Tra i cibi da evitare vi sono per esempio la cioccolata o qualsiasi dolce. Attenzione anche agli alcolici e tutte le bevande calde tra le quali si devono inserire purtroppo i caffè ed i tè. Tutti questi cibi potrebbero infatti aumentare le irritazioni da afta. A questo punto dobbiamo andare a trovare un rimedio che possa farci guarire molto prima da questo problema. Andremo a ricercare la soluzione in quelli che sono i vecchi diari delle nostre nonne. Riescono sempre a sorprenderci ed anche in questo caso abbiamo scovato un ingrediente misterioso che può aiutarci facilmente a risolvere il problema delle afte.
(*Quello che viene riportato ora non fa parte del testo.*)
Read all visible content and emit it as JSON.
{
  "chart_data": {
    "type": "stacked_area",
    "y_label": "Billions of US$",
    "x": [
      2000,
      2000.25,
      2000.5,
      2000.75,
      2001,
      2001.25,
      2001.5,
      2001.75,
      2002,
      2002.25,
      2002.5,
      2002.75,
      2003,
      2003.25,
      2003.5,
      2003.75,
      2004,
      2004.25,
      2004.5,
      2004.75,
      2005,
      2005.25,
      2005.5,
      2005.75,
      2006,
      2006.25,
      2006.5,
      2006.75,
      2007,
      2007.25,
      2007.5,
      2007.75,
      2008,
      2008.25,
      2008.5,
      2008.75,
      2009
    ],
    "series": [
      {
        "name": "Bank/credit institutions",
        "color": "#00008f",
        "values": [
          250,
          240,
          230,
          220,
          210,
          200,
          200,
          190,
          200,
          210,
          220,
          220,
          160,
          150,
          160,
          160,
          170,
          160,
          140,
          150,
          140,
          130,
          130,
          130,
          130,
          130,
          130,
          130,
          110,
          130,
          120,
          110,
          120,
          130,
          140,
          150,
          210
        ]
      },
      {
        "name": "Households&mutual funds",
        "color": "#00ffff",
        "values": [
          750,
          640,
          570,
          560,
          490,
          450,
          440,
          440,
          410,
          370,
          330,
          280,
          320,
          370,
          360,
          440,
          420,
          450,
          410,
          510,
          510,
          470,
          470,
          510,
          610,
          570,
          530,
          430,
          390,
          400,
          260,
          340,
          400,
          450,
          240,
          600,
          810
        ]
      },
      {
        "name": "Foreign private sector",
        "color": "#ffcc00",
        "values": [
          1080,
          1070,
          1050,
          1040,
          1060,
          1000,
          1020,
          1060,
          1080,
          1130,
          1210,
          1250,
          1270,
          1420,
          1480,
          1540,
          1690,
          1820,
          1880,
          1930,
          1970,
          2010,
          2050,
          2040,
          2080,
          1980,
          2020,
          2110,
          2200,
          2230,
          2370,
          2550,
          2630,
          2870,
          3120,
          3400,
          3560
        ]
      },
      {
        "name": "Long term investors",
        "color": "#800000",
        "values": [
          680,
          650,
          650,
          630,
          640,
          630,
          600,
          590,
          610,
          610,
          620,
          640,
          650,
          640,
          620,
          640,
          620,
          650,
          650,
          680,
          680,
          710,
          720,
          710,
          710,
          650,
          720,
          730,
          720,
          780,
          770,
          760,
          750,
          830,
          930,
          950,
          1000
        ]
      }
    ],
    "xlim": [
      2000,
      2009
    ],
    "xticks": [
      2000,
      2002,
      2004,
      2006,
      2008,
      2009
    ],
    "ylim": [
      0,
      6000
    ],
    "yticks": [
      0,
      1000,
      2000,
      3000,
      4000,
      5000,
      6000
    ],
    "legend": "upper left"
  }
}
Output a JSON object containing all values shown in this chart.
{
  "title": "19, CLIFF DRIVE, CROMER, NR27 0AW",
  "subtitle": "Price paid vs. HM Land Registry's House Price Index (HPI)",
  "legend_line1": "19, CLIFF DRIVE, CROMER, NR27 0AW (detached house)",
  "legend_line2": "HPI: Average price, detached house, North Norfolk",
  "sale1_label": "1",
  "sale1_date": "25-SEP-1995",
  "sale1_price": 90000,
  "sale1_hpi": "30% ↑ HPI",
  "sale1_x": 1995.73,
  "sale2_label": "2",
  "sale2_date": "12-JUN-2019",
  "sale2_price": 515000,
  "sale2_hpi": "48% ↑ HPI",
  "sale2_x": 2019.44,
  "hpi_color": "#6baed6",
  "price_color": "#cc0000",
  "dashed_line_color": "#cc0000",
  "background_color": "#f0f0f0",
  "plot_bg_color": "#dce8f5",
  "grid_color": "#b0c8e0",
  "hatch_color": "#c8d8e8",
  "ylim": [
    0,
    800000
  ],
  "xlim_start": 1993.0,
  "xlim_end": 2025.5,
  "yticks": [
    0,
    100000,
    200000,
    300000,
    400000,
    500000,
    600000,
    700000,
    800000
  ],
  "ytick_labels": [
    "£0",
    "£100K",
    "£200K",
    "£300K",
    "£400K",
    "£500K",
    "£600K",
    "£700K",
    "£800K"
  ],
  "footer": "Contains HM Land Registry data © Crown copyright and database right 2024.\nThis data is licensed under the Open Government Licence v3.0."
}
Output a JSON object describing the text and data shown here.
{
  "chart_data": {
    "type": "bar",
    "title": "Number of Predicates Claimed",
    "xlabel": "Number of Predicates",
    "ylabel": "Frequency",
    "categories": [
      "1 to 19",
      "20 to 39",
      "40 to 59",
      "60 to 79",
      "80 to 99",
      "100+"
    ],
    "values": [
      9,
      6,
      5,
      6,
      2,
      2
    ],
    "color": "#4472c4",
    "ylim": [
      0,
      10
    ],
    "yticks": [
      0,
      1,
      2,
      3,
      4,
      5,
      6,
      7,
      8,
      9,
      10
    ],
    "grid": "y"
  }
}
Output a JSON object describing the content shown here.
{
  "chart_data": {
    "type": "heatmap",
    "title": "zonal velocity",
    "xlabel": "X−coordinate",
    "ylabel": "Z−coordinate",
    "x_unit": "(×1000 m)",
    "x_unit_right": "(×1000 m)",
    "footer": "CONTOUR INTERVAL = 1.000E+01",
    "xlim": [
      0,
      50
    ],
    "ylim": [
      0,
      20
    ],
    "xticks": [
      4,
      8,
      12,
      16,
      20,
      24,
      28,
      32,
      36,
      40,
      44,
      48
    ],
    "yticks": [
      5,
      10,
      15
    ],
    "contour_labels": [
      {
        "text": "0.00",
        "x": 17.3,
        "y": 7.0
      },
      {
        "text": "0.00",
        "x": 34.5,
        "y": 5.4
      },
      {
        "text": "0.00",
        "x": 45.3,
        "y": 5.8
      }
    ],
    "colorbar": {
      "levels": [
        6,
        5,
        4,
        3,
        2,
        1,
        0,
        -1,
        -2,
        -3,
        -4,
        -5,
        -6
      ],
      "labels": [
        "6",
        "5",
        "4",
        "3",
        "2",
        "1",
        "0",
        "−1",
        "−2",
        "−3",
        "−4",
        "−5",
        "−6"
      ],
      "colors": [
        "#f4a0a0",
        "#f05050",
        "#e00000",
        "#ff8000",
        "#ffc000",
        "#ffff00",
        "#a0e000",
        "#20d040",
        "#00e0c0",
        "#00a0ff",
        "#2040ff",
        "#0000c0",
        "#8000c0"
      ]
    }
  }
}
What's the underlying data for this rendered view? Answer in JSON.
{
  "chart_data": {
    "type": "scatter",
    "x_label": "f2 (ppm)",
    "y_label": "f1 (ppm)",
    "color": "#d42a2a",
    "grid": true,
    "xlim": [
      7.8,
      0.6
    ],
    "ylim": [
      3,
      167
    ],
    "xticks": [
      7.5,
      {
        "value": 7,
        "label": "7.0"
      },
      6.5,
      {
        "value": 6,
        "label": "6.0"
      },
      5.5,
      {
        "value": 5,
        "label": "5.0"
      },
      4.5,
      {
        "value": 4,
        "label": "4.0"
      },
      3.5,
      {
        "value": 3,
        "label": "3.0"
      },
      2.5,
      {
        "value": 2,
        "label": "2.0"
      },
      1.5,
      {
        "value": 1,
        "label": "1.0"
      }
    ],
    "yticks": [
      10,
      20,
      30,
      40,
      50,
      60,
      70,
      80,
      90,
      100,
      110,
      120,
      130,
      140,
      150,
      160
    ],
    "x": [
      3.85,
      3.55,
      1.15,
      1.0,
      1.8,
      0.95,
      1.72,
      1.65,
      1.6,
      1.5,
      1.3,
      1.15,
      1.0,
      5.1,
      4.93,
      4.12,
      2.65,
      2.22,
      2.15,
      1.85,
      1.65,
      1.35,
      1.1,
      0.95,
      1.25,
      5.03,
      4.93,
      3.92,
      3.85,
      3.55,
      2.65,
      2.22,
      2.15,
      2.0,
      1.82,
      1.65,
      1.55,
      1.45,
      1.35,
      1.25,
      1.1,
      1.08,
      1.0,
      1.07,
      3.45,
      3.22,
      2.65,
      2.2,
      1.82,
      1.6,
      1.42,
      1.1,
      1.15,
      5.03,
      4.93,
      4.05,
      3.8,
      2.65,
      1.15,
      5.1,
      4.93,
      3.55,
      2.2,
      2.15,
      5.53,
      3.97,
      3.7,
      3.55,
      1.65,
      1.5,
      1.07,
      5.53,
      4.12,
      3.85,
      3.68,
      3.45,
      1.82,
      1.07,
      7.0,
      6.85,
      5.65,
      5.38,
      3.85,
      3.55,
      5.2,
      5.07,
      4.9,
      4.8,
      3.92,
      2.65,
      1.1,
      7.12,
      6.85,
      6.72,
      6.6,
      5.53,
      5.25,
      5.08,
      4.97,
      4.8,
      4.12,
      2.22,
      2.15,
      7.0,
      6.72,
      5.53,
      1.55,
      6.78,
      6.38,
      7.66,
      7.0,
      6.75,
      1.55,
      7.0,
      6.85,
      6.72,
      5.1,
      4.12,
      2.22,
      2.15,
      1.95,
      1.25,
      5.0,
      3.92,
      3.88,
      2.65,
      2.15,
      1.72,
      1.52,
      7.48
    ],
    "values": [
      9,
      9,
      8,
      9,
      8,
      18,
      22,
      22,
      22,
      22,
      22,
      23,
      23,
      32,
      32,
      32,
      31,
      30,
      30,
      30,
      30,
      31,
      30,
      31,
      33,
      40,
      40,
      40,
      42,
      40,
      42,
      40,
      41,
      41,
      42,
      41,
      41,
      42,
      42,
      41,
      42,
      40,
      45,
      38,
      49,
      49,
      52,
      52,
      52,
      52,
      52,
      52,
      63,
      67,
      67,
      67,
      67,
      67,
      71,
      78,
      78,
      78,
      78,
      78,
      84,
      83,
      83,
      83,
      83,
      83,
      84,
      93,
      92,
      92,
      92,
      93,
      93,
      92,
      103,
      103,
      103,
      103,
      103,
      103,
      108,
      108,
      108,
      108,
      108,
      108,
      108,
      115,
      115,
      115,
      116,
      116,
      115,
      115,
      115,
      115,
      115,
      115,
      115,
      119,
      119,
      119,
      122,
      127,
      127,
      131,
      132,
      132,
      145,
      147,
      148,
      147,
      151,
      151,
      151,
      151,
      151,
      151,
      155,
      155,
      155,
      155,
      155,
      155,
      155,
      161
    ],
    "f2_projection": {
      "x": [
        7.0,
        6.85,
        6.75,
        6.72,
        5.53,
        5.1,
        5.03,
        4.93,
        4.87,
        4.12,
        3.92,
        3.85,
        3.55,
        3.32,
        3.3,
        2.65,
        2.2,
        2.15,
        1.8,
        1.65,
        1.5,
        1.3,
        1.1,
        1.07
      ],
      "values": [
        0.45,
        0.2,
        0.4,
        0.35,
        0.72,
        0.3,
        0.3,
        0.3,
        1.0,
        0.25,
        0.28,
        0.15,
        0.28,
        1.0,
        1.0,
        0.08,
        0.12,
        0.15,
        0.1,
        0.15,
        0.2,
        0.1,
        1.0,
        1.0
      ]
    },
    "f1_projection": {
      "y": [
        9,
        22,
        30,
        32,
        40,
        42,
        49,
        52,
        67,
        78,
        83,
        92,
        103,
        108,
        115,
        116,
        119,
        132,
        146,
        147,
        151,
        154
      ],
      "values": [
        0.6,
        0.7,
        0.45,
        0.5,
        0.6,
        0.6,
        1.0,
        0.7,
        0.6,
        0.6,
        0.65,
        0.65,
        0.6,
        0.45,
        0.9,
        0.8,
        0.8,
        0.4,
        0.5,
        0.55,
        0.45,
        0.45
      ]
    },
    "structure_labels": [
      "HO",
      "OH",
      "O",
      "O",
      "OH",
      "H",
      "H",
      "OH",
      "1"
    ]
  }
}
Curare un’afta con un rimedio della nonna

L’ingrediente misterioso del quale parliamo in questo articolo è l’aglio. Si tratta di un alimento del quale ormai da secoli se ne conoscono i benefici e può tranquillamente essere considerato un vero e proprio nutraceutico. Si tratta di un cibo infatti che fa bene sia a livello nutrizionale che a livello farmaceutico. Esso infatti ha delle proprietà curative eccellenti.

Per questo motivo il rimedio della nonna per l’afta è proprio l’aglio. Si tratta di un antibiotico naturale e per questo motivo può essere utilizzato per combattere batteri e virus. Tra questi vi sono appunto le afte.

Come usare l’aglio per l’afta

Utilizzare l’aglio come rimedio per l’afta è molto semplice. Infatti dobbiamo semplicemente sfregare uno spicchio d’aglio sulla zona che è stata colpita dall’afta. Ripetiamo questo passaggio per almeno tre volte al giorno ma facciamo attenzione al fatto che l’aglio deve essere crudo.

Infatti molti son gli alimenti che se vengono cotti potrebbero perdere molte delle proprie qualità. Uno di questi, per esempio, è il miele. Abbiamo infatti spiegato che potrebbe fare molto male nel caso in cui venga mangiato dopo essere stato cotto.